Theory of mind is a crucial aspect of emotional and social intelligence that enables us to understand people’s intentions, connect with them, and show empathy. Typically, children develop these skills between the ages of three and five.
A study was conducted to evaluate the theory of mind capabilities of two families of large language models: OpenAI’s GPT-3.5 and GPT-4, as well as three versions of Meta’s Llama. The researchers tested these models on various tasks that assess human-like understanding, such as identifying false beliefs, recognizing social blunders, and interpreting implied meanings. Additionally, 1,907 human participants were tested to compare the performance of the AI models.
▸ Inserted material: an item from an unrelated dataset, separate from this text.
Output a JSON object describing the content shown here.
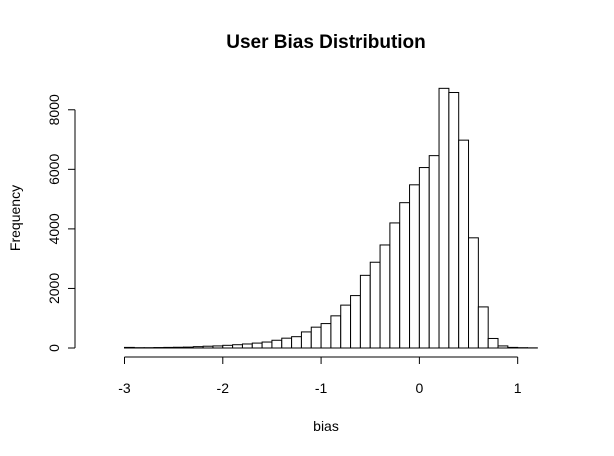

The study involved five different types of tests. The first task, hinting, assessed the ability to infer intentions from indirect comments. The false-belief task evaluated the capacity to understand when someone believes something that is not true. Other tests included recognizing social blunders, interpreting unusual stories, and comprehending irony.
Each AI model underwent each test 15 times in separate interactions to ensure independent responses, which were then scored similarly to human responses. The results were compared with those of human volunteers.
Both GPT versions performed on par or better than humans in tasks involving indirect communication, misdirection, and false beliefs. GPT-4 excelled in tasks related to irony, hinting, and unusual stories. However, Llama 2’s models scored below average in comparison to humans.
Interestingly, Llama 2 surpassed human performance in recognizing social blunders, while GPT models struggled in this area. The researchers attribute this difference to GPT’s reluctance to draw conclusions about opinions, often claiming insufficient information to provide an answer.